Все на Западном фронте были встревожены бомбардировками Москвы. Каждый в душе опасался за сохранность и благополучие дорогих с детства памятников истории, архитектуры, культуры, а прежде всего за нашу святыню – Кремль.

Ну а москвич, естественно, страшился еще и за свою родную крышу. Каково ему на фронте ежевечерне, еженощно всматриваться в слепое черное небо, прислушиваться к гулу "юнкерсов" и "хейнкелей", несущих смертоносный взрывчатый град, чтобы обрушить его на спавшую или бессонную столицу! Натужное завывание сотен моторов, приглушенное высотой и толщей плотных облаков, заставляло сжиматься сердце.

И как радостно было транзитному москвичу, пассажиру полуторки, убедиться, что город если и не цел-целехонек, но нанести ему сколько-нибудь серьезного урона налетчики не смогли; листовки фашистские, сброшенные на позиции, лгут, что "город превращен в развалины…"

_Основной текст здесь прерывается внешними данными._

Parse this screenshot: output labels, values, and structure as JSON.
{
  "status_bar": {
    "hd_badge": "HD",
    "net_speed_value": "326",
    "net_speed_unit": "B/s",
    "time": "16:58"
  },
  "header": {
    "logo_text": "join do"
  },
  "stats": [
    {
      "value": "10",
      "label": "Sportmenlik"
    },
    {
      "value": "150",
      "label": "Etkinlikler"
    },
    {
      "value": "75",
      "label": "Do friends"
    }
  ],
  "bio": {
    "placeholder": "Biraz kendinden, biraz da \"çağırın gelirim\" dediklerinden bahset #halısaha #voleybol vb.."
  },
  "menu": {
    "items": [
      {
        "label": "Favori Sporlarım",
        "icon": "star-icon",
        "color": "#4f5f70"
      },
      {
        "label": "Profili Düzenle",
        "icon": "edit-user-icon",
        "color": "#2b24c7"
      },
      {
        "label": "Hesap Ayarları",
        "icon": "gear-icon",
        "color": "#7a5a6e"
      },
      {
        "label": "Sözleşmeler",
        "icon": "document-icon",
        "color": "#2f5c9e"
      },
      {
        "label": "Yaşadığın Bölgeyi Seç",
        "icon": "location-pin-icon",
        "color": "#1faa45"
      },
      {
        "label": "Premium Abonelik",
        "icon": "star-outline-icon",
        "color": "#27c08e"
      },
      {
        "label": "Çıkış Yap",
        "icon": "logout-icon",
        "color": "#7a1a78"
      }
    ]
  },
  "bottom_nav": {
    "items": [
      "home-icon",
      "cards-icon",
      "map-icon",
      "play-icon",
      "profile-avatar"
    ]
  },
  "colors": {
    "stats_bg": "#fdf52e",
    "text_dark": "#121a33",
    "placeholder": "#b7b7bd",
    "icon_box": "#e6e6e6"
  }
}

Из конца в конец проехали улицу Горького. По левой стороне мостовой шли дорожные работы.

За Белорусским вокзалом на Ленинградском шоссе дорожная заминка, регулировщик запрещающе взмахивает флажком. Пятитонка держит путь, по-видимому, к Центральному аэродрому. Пешеходы и водители встречных машин проявляют к пятитонке повышенный интерес. Вслед несутся озорные напутствия, веселые возгласы.

На грузовике везут останки двухмоторного пикирующего бомбардировщика "Юнкерс-87". Чернокрылый хищник намеревался долететь до Москвы, но был сбит. Летчики приземлились последний раз в жизни и вырыли себе могилу, а "Юнкерс-87", бескрылый, продолжает "полет" на пятитонке.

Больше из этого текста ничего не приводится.